The initial findings certainly ring true, betraying a phenomenon that tends to undergird education - the knowledge/application gap. Consider these, from the covering letter by Dr Peter Coolbear, Director of Ako Aotearoa:
- Teaching and learning is not driven strategically in most tertiary organisations.
- This is of concern to all parties, and there is considerable willingness to address it.
- These are complex matters and there is very definitely no one size fits all solution.
Straight away the mission, importance, and difficulty of Ako Aotearoa's role becomes clear!
Key observations for me from the report are as follows:
- The importance of identifying teaching as a profession in its own right, even at tertiary level.

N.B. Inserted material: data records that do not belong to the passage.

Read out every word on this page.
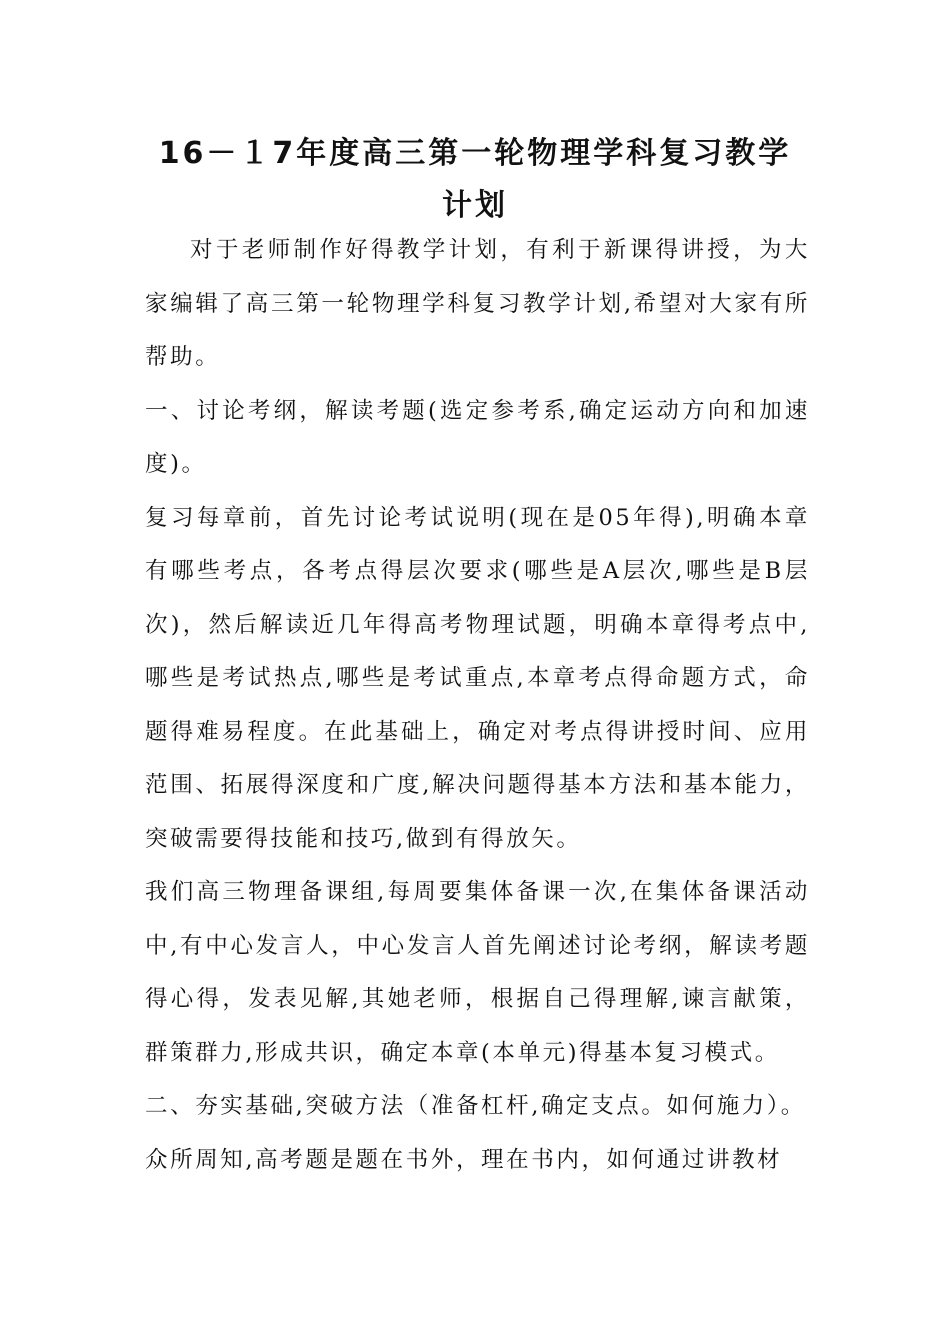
16－１7年度高三第一轮物理学科复习教学计划

对于老师制作好得教学计划，有利于新课得讲授，为大家编辑了高三第一轮物理学科复习教学计划,希望对大家有所帮助。

一、讨论考纲，解读考题(选定参考系,确定运动方向和加速度)。

复习每章前，首先讨论考试说明(现在是05年得),明确本章有哪些考点，各考点得层次要求(哪些是A层次,哪些是B层次)，然后解读近几年得高考物理试题，明确本章得考点中,哪些是考试热点,哪些是考试重点,本章考点得命题方式，命题得难易程度。在此基础上，确定对考点得讲授时间、应用范围、拓展得深度和广度,解决问题得基本方法和基本能力，突破需要得技能和技巧,做到有得放矢。

我们高三物理备课组,每周要集体备课一次,在集体备课活动中,有中心发言人，中心发言人首先阐述讨论考纲，解读考题得心得，发表见解,其她老师，根据自己得理解,谏言献策，群策群力,形成共识，确定本章(本单元)得基本复习模式。

二、夯实基础,突破方法（准备杠杆,确定支点。如何施力）。

众所周知,高考题是题在书外，理在书内，如何通过讲教材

Boyer's (1990) scholarship of teaching, it seems, remains somewhat elusive in practice.
- The importance of - and associated difficulties of - measuring and rewarding effective teaching. How can you tell if a teacher is 'good' or not? Do you measure student outcomes, so easily manipulated? Do you measure student enjoyment, which may or may not equate to effective learning?
- "The locus of the debate [about organisaiotnal paradigm] needs to change to how can organisations become centred on teaching and learning; what this means; how it might be demonstrated to external stakeholders and how it might impact on the day-to-day operations of the organisation" (4.1.3, p.10)

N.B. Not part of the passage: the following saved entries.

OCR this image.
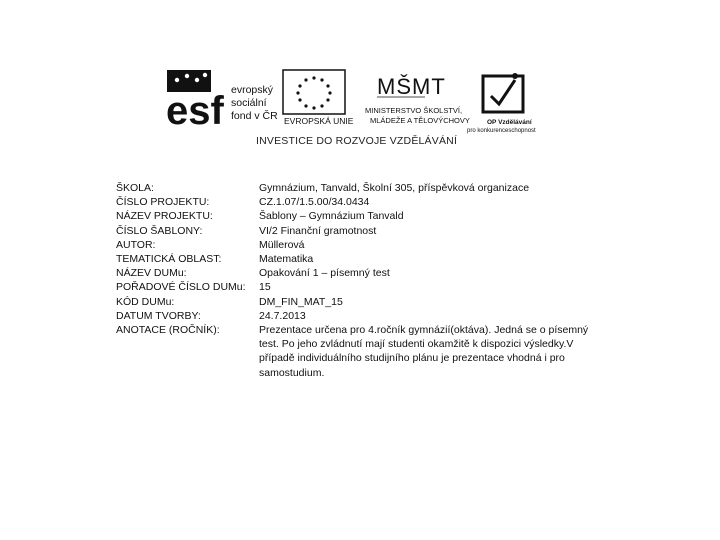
esf evropský
sociální
fond v ČR EVROPSKÁ UNIE
MŠMT
MINISTERSTVO ŠKOLSTVÍ,
MLÁDEŽE A TĚLOVÝCHOVY	OP Vzdělávání
pro konkurenceschopnost
INVESTICE DO ROZVOJE VZDĚLÁVÁNÍ
ŠKOLA:	Gymnázium, Tanvald, Školní 305, příspěvková organizace
ČÍSLO PROJEKTU:	CZ.1.07/1.5.00/34.0434
NÁZEV PROJEKTU:	Šablony – Gymnázium Tanvald
ČÍSLO ŠABLONY:	VI/2 Finanční gramotnost
AUTOR:	Müllerová
TEMATICKÁ OBLAST:	Matematika
NÁZEV DUMu:	Opakování 1 – písemný test
POŘADOVÉ ČÍSLO DUMu:	15
KÓD DUMu:	DM_FIN_MAT_15
DATUM TVORBY:	24.7.2013
ANOTACE (ROČNÍK):	Prezentace určena pro 4.ročník gymnázií(oktáva). Jedná se o písemný test. Po jeho zvládnutí mají studenti okamžitě k dispozici výsledky.V případě individuálního studijního plánu je prezentace vhodná i pro samostudium.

- The importance of effective professional development, which is strategically aligned.
This last item is of major import to me as my role is somewhat strategically aligned with teaching and learning, and professional development is an area I am currently concerned with. It occurs to me that there are different forms of professional development that might focus on technical skill, general principles, reflective practice or strategic alignment; the term 'professional development' does tend to be a rather amorphous one, with a number of assumptions lying beneath its use.
What does the term professional development immediately imply for you? A two hour workshop on preparing PowerPoint slideshows? A contentious debate about what constitutes effective teaching and learning, with a follow-up reflection?A full-course menu of theory, active learning, and discussion?

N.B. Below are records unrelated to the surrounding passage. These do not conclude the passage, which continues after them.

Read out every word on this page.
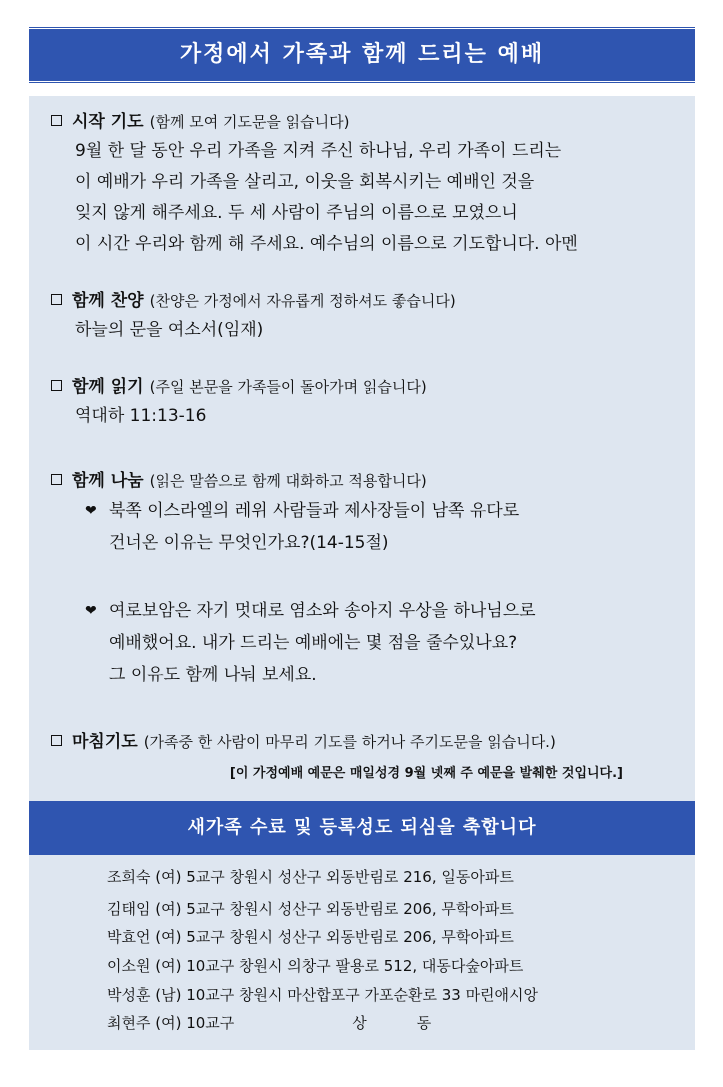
가정에서 가족과 함께 드리는 예배
시작 기도 (함께 모여 기도문을 읽습니다)
9월 한 달 동안 우리 가족을 지켜 주신 하나님, 우리 가족이 드리는
이 예배가 우리 가족을 살리고, 이웃을 회복시키는 예배인 것을
잊지 않게 해주세요. 두 세 사람이 주님의 이름으로 모였으니
이 시간 우리와 함께 해 주세요. 예수님의 이름으로 기도합니다. 아멘
함께 찬양 (찬양은 가정에서 자유롭게 정하셔도 좋습니다)
하늘의 문을 여소서(임재)
함께 읽기 (주일 본문을 가족들이 돌아가며 읽습니다)
역대하 11:13-16
함께 나눔 (읽은 말씀으로 함께 대화하고 적용합니다)
❤ 북쪽 이스라엘의 레위 사람들과 제사장들이 남쪽 유다로
건너온 이유는 무엇인가요?(14-15절)
❤ 여로보암은 자기 멋대로 염소와 송아지 우상을 하나님으로
예배했어요. 내가 드리는 예배에는 몇 점을 줄수있나요?
그 이유도 함께 나눠 보세요.
마침기도 (가족중 한 사람이 마무리 기도를 하거나 주기도문을 읽습니다.)
[이 가정예배 예문은 매일성경 9월 넷째 주 예문을 발췌한 것입니다.]
새가족 수료 및 등록성도 되심을 축합니다
조희숙 (여) 5교구 창원시 성산구 외동반림로 216, 일동아파트
김태임 (여) 5교구 창원시 성산구 외동반림로 206, 무학아파트
박효언 (여) 5교구 창원시 성산구 외동반림로 206, 무학아파트
이소원 (여) 10교구 창원시 의창구 팔용로 512, 대동다숲아파트
박성훈 (남) 10교구 창원시 마산합포구 가포순환로 33 마린애시앙
최현주 (여) 10교구	상	동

For my part, I am considering professional development that is explicit on general principles and reflective practice, is aligned with the specific strategic focus of the institution's teaching and learning objectives, and which is implicit in its treatment of technical skill. This is, well, 'complex' to achieve - and there is definitely no 'one size fits all solution' (point 3 above).
Naturally, this fills me with confidence in Ako Aotearoa's objectives. Already, it seems, there is a good handle on real issues and a commitment to engage with them.